The important consequence is that the first three in running look powerful here. 3. Divil A Bit and 4. Waiting For Graham both have pieces of early speed in their pattern, but the overall profile is too mixed to label either a genuine presser, so they are mapped midfield with the chance to use low draws rather than force the issue. 7. October Manifesto, the published selection, also lands midfield from barrier 8; that is not a bad spot if the field bunches, but it does mean the favourite is relying on Mishpat not getting too cheap a sectional. 6. Mr Racing and 13. Subtle Hints are the two most likely to be giving away the biggest start.
Historical overview
The 1400m at Beaudesert has generally rewarded horses who race in the first half. Across the 24-race base sample, Leaders (1–3) have supplied 33.3% of winners at a 15.7% strike rate, while the 7–10 range drops to 12.5% and a 5.7% strike rate. That broad picture says the race is usually won before the deepest runners can build momentum.
Soft-ground history sharpens the same point. In the 10-race 1400m Soft sample, Leaders (1–3) rise to 50.0% of winners and an A/E of 1.12, so the most-forward horses are the lane to respect. The rail-specific sample is not available, which means the 3m rail is not a separately proven filter; still, the distance and going both point to position being more important than waiting too far back.
- Forward settling is the clearest edge — Leaders (1–3) win 50.0% of the Soft 1400m races, which reads directly for 11. Mishpat and, by predicted position, 17. Charmed Choice and the best-drawn midfield runner behind them.

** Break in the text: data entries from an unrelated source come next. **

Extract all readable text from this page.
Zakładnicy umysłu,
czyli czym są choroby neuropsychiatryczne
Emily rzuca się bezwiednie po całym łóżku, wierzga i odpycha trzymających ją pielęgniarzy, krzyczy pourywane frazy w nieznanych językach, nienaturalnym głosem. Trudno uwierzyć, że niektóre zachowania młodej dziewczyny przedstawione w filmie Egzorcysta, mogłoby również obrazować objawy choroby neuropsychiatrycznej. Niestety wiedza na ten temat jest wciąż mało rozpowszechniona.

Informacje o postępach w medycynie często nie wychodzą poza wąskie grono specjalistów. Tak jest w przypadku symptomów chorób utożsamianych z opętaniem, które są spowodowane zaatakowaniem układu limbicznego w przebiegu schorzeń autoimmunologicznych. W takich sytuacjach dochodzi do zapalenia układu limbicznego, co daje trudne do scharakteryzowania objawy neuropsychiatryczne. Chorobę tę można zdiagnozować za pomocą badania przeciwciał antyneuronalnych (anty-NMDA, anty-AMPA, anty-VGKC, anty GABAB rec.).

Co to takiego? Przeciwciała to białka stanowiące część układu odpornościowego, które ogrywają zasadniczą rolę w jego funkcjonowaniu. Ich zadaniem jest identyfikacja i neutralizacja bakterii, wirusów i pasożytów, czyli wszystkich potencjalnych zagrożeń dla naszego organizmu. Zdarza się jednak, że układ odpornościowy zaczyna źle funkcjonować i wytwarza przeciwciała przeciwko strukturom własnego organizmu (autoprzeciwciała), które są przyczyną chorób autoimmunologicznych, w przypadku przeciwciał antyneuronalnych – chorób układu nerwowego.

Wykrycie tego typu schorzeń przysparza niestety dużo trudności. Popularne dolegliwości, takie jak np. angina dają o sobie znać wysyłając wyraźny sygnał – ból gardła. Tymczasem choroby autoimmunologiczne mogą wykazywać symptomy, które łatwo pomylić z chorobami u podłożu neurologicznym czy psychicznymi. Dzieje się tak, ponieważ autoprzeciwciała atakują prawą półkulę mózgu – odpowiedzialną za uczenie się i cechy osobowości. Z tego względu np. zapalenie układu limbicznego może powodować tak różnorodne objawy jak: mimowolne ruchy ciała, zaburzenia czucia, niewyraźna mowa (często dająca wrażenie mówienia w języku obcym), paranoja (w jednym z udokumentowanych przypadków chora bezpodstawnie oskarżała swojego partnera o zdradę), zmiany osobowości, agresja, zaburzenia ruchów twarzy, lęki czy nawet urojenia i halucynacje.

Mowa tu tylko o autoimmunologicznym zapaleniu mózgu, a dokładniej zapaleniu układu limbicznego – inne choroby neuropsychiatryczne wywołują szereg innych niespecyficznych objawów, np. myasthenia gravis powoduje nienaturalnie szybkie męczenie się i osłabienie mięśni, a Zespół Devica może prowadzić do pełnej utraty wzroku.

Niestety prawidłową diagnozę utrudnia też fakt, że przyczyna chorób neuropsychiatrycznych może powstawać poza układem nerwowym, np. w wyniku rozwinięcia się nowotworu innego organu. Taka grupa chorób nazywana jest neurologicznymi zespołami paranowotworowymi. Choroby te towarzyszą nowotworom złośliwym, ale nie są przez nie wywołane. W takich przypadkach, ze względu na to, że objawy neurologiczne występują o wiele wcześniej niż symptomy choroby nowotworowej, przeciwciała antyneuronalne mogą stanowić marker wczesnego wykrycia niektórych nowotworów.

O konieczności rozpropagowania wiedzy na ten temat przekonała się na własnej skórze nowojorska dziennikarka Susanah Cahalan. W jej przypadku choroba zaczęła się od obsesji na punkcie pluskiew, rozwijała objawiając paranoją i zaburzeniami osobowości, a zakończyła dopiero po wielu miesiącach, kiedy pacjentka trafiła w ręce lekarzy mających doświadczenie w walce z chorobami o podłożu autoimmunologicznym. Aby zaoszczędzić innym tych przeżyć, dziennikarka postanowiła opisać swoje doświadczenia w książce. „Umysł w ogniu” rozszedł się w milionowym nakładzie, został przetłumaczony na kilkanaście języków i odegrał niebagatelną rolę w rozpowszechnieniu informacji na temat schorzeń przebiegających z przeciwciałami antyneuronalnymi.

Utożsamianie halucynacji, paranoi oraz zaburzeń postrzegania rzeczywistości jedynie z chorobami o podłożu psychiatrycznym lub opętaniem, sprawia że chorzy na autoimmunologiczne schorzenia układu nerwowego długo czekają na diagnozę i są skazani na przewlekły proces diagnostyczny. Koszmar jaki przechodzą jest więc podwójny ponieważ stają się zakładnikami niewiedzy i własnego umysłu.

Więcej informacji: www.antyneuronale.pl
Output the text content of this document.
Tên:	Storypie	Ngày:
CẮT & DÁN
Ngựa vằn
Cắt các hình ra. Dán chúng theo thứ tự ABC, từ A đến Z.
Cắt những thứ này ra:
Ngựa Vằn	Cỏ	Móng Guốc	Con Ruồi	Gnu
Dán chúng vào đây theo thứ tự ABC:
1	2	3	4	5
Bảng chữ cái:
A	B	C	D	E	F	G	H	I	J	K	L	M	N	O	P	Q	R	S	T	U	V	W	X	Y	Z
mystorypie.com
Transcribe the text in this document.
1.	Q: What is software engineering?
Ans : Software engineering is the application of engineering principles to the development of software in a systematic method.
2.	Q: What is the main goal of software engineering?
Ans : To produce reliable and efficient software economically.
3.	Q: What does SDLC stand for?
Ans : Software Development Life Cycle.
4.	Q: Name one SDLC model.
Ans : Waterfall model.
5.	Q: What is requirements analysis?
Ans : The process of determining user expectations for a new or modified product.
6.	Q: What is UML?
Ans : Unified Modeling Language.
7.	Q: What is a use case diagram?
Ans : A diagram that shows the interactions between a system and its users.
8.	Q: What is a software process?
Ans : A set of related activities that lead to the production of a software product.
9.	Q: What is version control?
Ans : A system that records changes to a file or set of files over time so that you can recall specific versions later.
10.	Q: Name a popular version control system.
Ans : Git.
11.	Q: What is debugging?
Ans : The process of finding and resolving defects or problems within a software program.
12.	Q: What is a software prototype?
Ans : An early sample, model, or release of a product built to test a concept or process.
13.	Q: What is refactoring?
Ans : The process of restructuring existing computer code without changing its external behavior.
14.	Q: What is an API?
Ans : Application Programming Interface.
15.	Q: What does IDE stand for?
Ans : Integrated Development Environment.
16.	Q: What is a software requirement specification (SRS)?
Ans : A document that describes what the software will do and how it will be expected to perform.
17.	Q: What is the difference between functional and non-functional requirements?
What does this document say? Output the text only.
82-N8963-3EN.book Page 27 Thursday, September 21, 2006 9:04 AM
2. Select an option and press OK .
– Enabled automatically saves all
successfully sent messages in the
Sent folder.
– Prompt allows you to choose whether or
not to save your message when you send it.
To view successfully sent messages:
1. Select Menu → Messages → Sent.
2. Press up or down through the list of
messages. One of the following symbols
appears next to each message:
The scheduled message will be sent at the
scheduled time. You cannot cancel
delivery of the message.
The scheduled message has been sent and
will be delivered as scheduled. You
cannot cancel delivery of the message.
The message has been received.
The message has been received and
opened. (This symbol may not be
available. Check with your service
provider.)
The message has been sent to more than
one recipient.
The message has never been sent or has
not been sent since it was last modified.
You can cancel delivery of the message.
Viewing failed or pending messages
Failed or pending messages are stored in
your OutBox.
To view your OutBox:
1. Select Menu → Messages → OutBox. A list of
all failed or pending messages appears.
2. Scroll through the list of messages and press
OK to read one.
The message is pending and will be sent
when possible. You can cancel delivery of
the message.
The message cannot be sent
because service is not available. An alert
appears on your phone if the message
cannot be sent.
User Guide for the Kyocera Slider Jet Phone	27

- Wide draws are a knock — barriers 10+ have only 10.0% of Soft 1400m wins, leaving 6. Mr Racing with a poor map-and-draw combination.
- The market is selective rather than automatic — the $2–$5 range has won 60.0% of the Soft sample, while odds-on runners have not converted in this history.
Overall assessment
Mishpat should be able to use barrier 3 to find the rail and make this a controlled 1400m. Charmed Choice has the clean stalking role from barrier 6, while Divil A Bit and Waiting For Graham can be economical from low draws without being asked to become speed horses. If the first half is steady, the race is set up for the leader and the nearest chaser before the backmarkers get involved.
- 11. Mishpat — shapes as the one to beat on the map. Its repeated first-three settling pattern puts it in the strongest Soft 1400m band, and a single-leader race lets it use that historical edge rather than fight for it.
- 17. Charmed Choice — the main danger because it maps closest to Mishpat and trainer Ms M Brosnan has a strong Beaudesert record, with 5 wins from 17 runners and an A/E of 1.75. The middle draw is workable if it lands outside or just behind the speed.
7. October Manifesto is the selection at $1.83 fair and $2.20 target against an early $1.40 quote, but the map and history do not give it the cleanest support. It is a midfield runner from barrier 8 in a race where the Soft 1400m profile favours those settling first-three, so the price needs it to either land closer than its pattern suggests or produce the better finish from a lane that has been less productive. I respect the selection, but my race read is more with Mishpat controlling and Charmed Choice getting first run.